Gambie: annulation de l'expulsion d'un homme d'affaires libanais soupçonné d'être lié au Hezbollah

Le gouvernement gambien a annoncé samedi l'annulation de l'expulsion d'un Libanais, qu'il avait accusé de porter "préjudice à l'économie gambienne", et qui est soupçonné par les Etats-Unis d'être lié au mouvement chiite Hezbollah.

"La décision d'expulser l'homme d'affaires Hussein Tajudeen et ses associés a été annulée. M. Hussein Tajudeen et ses associés sont donc par la présente autorisés à continuer de vivre et de faire des affaires en Gambie", a indiqué le gouvernement dans un communiqué lu samedi soir sur la télévision publique.

La mesure d'expulsion a été levée après l'engagement de M. Tajudeen de mener des activités licites en Gambie, ajoute le texte.

Le multimillionnaire avait été, début juin, "déclaré persona non grata par le président (gambien Yahya) Jammeh".

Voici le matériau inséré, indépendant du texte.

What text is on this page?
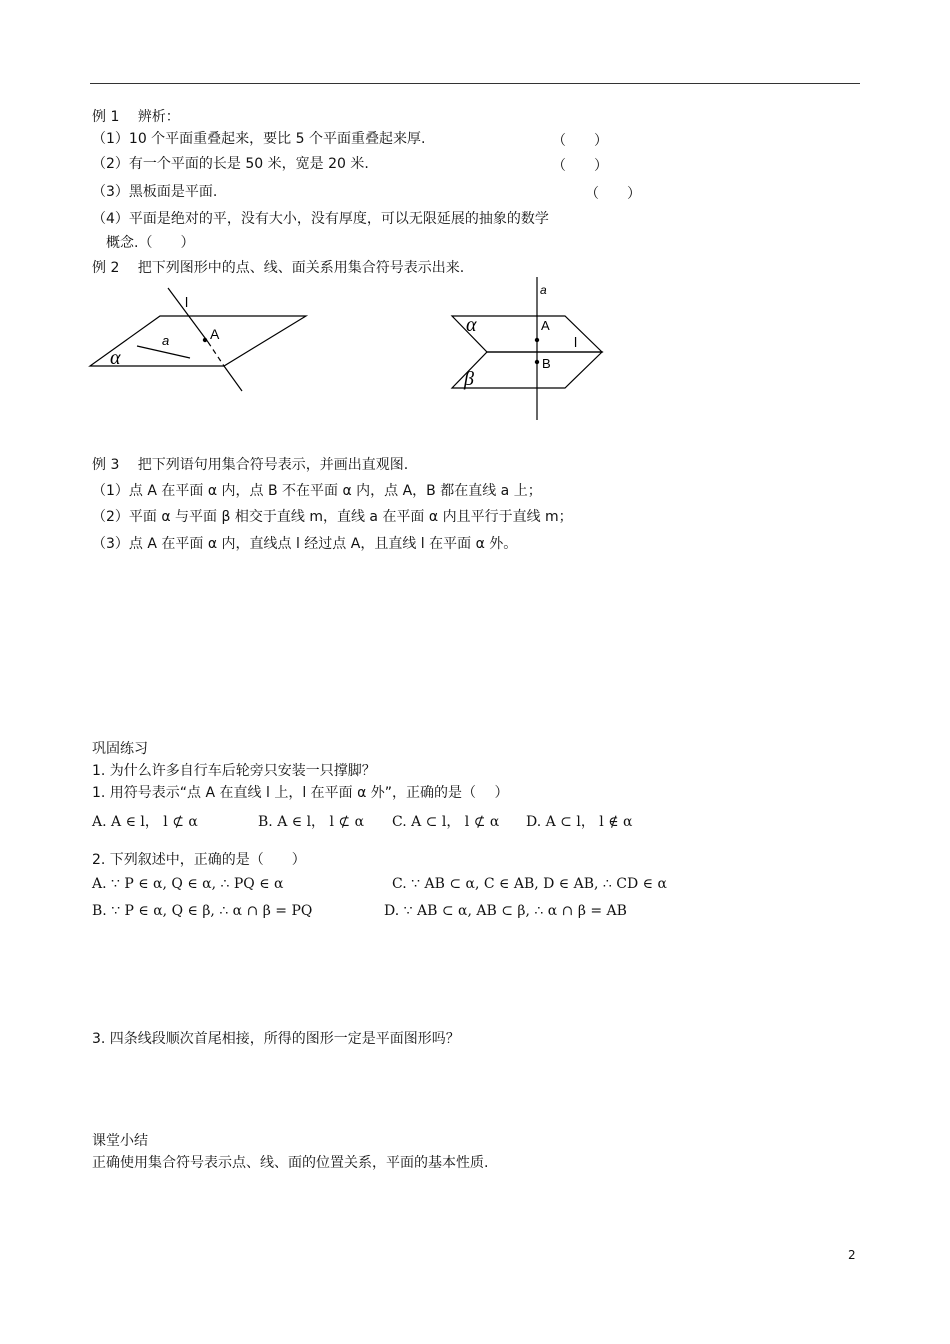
例 1　 辨析：
（1）10 个平面重叠起来，要比 5 个平面重叠起来厚.	（　　）
（2）有一个平面的长是 50 米，宽是 20 米.	（　　）
（3）黑板面是平面.	（　　）
（4）平面是绝对的平，没有大小，没有厚度，可以无限延展的抽象的数学
概念.（　　）
例 2　 把下列图形中的点、线、面关系用集合符号表示出来.
l
a	A
α
a
A
l
B
α
β
例 3　 把下列语句用集合符号表示，并画出直观图.
（1）点 A 在平面 α 内，点 B 不在平面 α 内，点 A，B 都在直线 a 上；
（2）平面 α 与平面 β 相交于直线 m，直线 a 在平面 α 内且平行于直线 m；
（3）点 A 在平面 α 内，直线点 l 经过点 A，且直线 l 在平面 α 外。
巩固练习
1. 为什么许多自行车后轮旁只安装一只撑脚？
1. 用符号表示“点 A 在直线 l 上，l 在平面 α 外”，正确的是（　 ）
A. A ∈ l， l ⊄ α	B. A ∈ l， l ⊄ α C. A ⊂ l， l ⊄ α D. A ⊂ l， l ∉ α
2. 下列叙述中，正确的是（　　）
A. ∵ P ∈ α, Q ∈ α, ∴ PQ ∈ α	C. ∵ AB ⊂ α, C ∈ AB, D ∈ AB, ∴ CD ∈ α
B. ∵ P ∈ α, Q ∈ β, ∴ α ∩ β = PQ	D. ∵ AB ⊂ α, AB ⊂ β, ∴ α ∩ β = AB
3. 四条线段顺次首尾相接，所得的图形一定是平面图形吗？
课堂小结
正确使用集合符号表示点、线、面的位置关系，平面的基本性质.
2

Les autorités lui avaient donné trois jours pour quitter le pays et trente jours pour fermer ses entreprises.

Le gouvernement lui reprochait des "pratiques inacceptables dans le domaine des affaires portant préjudice à l'économie gambienne", sans évoquer les accusations américaines contre M. Tajudeen. L'intéressé et sa famille, qui avaient été visés par des sanctions américaines en 2010, ont réfuté ces allégations par le passé.

Hussein Tajudeen, un ancien proche du président Jammeh, était, avant son expulsion, propriétaire de la plus grande chaîne de supermarchés de Gambie (Kairaba) et était le principal importateur de riz et de farine du pays.

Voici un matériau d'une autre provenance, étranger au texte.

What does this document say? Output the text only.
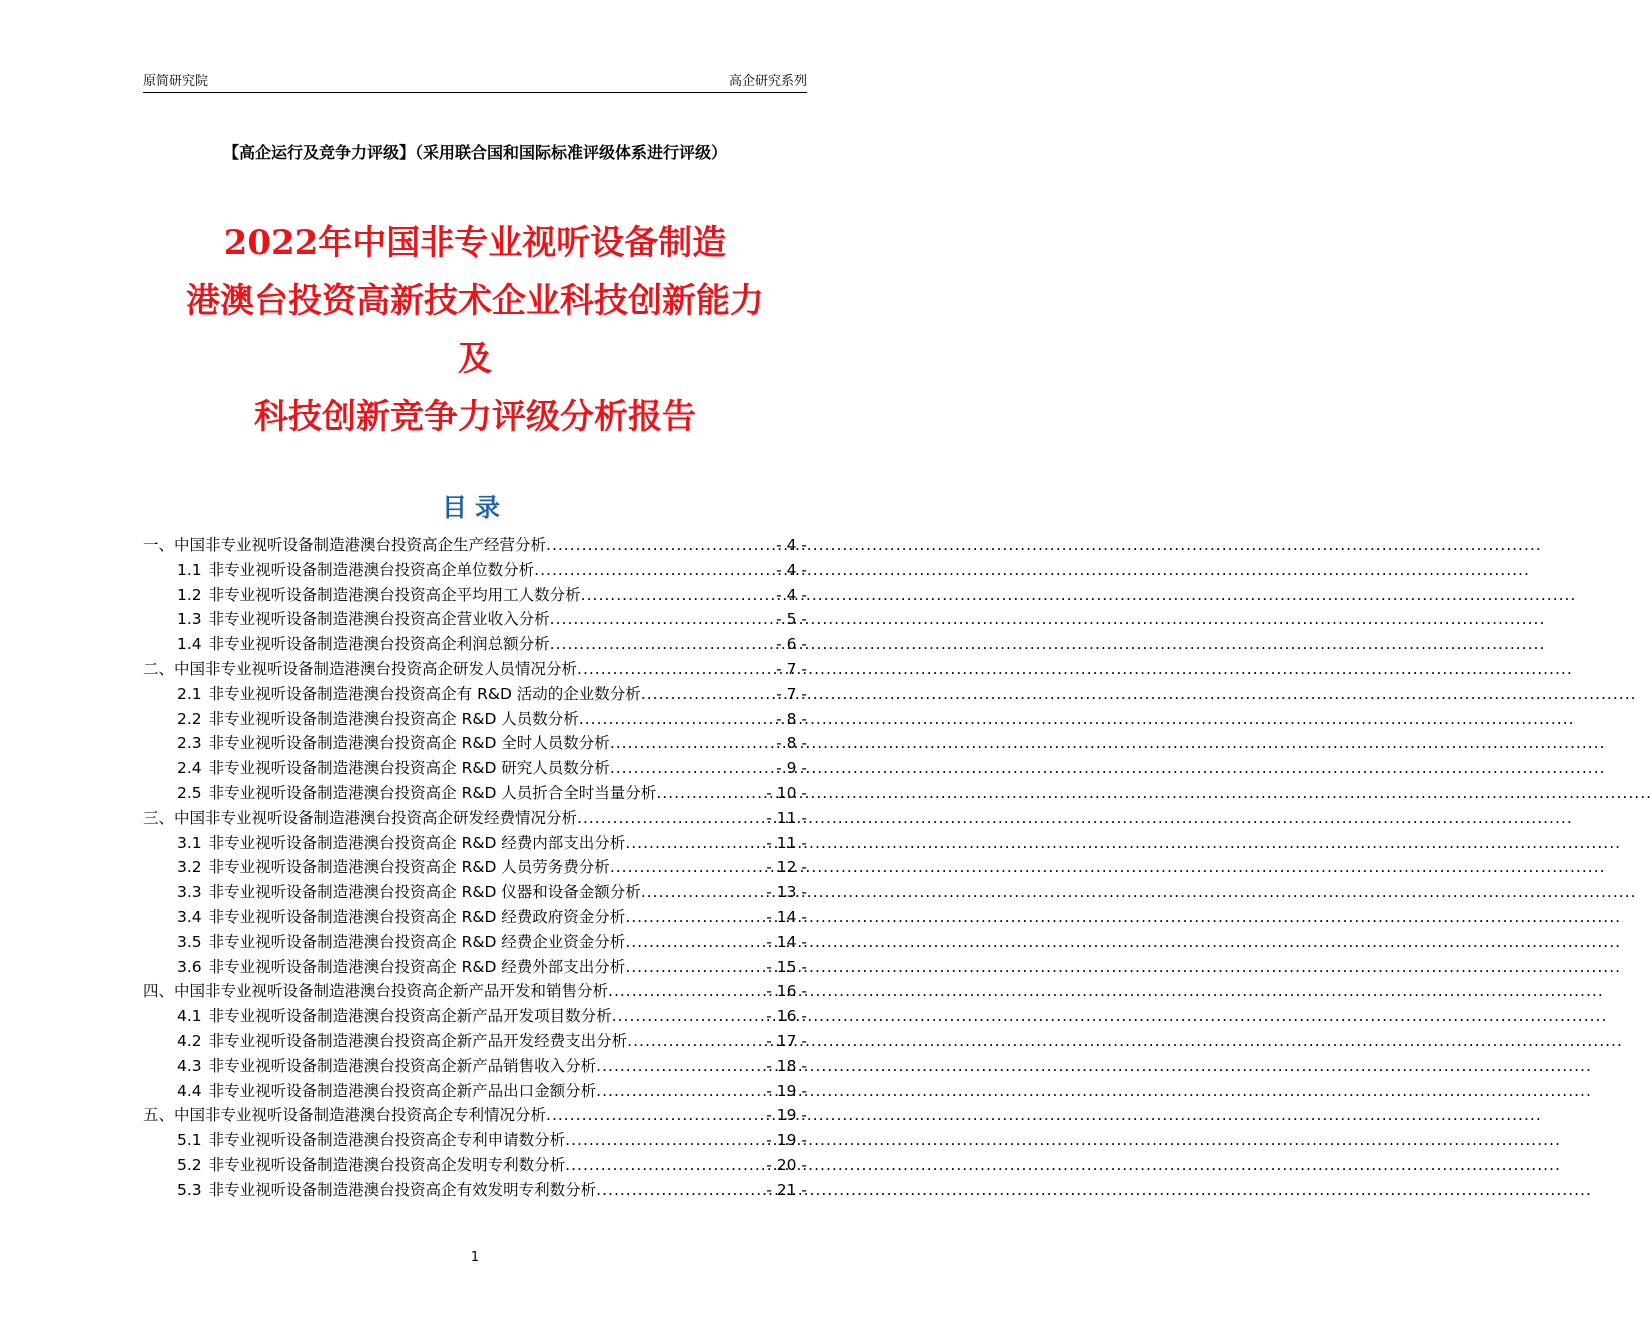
原简研究院	高企研究系列
【高企运行及竞争力评级】（采用联合国和国际标准评级体系进行评级）
2022年中国非专业视听设备制造
港澳台投资高新技术企业科技创新能力
及
科技创新竞争力评级分析报告
目录
一、中国非专业视听设备制造港澳台投资高企生产经营分析 .....	- 4 -
1.1 非专业视听设备制造港澳台投资高企单位数分析 .....	- 4 -
1.2 非专业视听设备制造港澳台投资高企平均用工人数分析 .....	- 4 -
1.3 非专业视听设备制造港澳台投资高企营业收入分析 .....	- 5 -
1.4 非专业视听设备制造港澳台投资高企利润总额分析 .....	- 6 -
二、中国非专业视听设备制造港澳台投资高企研发人员情况分析 .....	- 7 -
2.1 非专业视听设备制造港澳台投资高企有 R&D 活动的企业数分析 .....	- 7 -
2.2 非专业视听设备制造港澳台投资高企 R&D 人员数分析 .....	- 8 -
2.3 非专业视听设备制造港澳台投资高企 R&D 全时人员数分析 .....	- 8 -
2.4 非专业视听设备制造港澳台投资高企 R&D 研究人员数分析 .....	- 9 -
2.5 非专业视听设备制造港澳台投资高企 R&D 人员折合全时当量分析 .....	- 10 -
三、中国非专业视听设备制造港澳台投资高企研发经费情况分析 .....	- 11 -
3.1 非专业视听设备制造港澳台投资高企 R&D 经费内部支出分析 .....	- 11 -
3.2 非专业视听设备制造港澳台投资高企 R&D 人员劳务费分析 .....	- 12 -
3.3 非专业视听设备制造港澳台投资高企 R&D 仪器和设备金额分析 .....	- 13 -
3.4 非专业视听设备制造港澳台投资高企 R&D 经费政府资金分析 .....	- 14 -
3.5 非专业视听设备制造港澳台投资高企 R&D 经费企业资金分析 .....	- 14 -
3.6 非专业视听设备制造港澳台投资高企 R&D 经费外部支出分析 .....	- 15 -
四、中国非专业视听设备制造港澳台投资高企新产品开发和销售分析 .....	- 16 -
4.1 非专业视听设备制造港澳台投资高企新产品开发项目数分析 .....	- 16 -
4.2 非专业视听设备制造港澳台投资高企新产品开发经费支出分析 .....	- 17 -
4.3 非专业视听设备制造港澳台投资高企新产品销售收入分析 .....	- 18 -
4.4 非专业视听设备制造港澳台投资高企新产品出口金额分析 .....	- 19 -
五、中国非专业视听设备制造港澳台投资高企专利情况分析 .....	- 19 -
5.1 非专业视听设备制造港澳台投资高企专利申请数分析 .....	- 19 -
5.2 非专业视听设备制造港澳台投资高企发明专利数分析 .....	- 20 -
5.3 非专业视听设备制造港澳台投资高企有效发明专利数分析 .....	- 21 -
1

En juin 2013, il avait déjà été déclaré persona non grata et expulsé de Gambie - où il vivait alors depuis 15 ans - pour "activités économiques indésirables", après avoir été accusé d'être impliqué dans la vente d'aliments périmés. Le président Jammeh l'avait gracié en octobre 2013 et autorisé à revenir.

Hussein Tajudeen figure sur une liste de Libanais vivant en Afrique de l'Ouest accusés par les Etats-Unis d'aider le mouvement chiite libanais Hezbollah. Les entreprises de ces millionnaires sont suspectées de faire partie d'un réseau international générant des sommes colossales pour le Hezbollah, que les Etats-Unis décrivent comme "un des groupes terroristes les plus dangereux au monde".